Assessment tells you what is missing. But knowing the gap exists does not close it.

You run an assessment against IPA gateway criteria, Green Book requirements, or your organisation's own framework. The platform finds 14 RED and AMBER findings. Each one is specific: "No sensitivity analysis found." "Escalation procedures not defined." "Benefits not quantified."

Now what?

Today, you write the missing content from scratch. You open a blank document, look up the expected format, dig through your business case for the relevant figures, and spend two or three hours producing a sensitivity analysis table that should have been in the Financial Case from the start. Multiply that across 14 findings and you are looking at a week of remediation work before the next gateway.

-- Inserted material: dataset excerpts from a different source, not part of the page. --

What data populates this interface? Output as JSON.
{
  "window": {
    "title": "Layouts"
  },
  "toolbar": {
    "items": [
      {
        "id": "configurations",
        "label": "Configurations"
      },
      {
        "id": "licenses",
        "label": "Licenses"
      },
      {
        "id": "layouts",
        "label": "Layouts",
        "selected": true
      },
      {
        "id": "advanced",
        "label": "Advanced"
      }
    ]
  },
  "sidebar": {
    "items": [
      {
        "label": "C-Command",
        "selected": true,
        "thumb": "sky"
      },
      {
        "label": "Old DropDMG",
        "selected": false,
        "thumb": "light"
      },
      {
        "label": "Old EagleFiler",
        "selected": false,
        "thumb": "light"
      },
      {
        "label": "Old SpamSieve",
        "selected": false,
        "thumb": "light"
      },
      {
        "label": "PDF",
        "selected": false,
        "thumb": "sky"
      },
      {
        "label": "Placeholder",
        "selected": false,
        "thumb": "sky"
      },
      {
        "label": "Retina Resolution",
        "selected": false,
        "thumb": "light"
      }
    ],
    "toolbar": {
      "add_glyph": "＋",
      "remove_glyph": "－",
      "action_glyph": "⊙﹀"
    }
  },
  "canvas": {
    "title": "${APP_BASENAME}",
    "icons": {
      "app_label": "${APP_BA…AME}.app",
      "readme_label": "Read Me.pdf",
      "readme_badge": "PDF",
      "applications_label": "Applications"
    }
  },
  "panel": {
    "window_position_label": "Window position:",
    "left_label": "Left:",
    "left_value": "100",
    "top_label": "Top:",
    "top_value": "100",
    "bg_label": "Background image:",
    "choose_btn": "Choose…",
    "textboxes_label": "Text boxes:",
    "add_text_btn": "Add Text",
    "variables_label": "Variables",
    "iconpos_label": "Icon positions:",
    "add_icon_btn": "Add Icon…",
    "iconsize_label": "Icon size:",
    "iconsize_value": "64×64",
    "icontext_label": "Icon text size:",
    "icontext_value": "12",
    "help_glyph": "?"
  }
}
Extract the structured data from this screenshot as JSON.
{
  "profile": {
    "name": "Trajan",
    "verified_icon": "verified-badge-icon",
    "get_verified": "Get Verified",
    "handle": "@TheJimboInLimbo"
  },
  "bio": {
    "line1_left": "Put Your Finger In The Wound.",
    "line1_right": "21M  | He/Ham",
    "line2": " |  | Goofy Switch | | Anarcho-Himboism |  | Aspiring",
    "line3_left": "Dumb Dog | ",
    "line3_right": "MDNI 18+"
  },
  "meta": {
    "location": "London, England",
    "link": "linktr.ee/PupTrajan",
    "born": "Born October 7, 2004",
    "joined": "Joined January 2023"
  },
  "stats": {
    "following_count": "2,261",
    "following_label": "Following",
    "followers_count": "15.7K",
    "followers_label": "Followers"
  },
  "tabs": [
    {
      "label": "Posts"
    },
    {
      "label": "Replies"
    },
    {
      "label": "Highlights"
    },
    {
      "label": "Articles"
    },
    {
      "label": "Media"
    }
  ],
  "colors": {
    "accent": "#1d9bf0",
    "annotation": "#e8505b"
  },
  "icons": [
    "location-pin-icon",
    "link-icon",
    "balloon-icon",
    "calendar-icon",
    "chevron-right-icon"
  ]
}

Generate Content produces an 80% complete first draft in minutes. It assembles context from the criterion definition, the evidence requirements, and the data already in your uploaded documents. You get a structured draft with real figures pulled from your business case, citations back to source pages, and clear markers where you need to add information the AI could not find.

You review it, fill in the gaps, and download as Word. The platform already knows what good looks like for each criterion. Generate Content uses that knowledge to write the first draft so you can focus on the 20% that requires human judgement.

Traceable by design

Every citation in the generated content traces back to a specific page in your uploaded documents. No invented data. No hallucinated figures. If a value cannot be found, it is marked as an action for you to complete.

2. How It Works

Five steps from assessment finding to downloadable first draft.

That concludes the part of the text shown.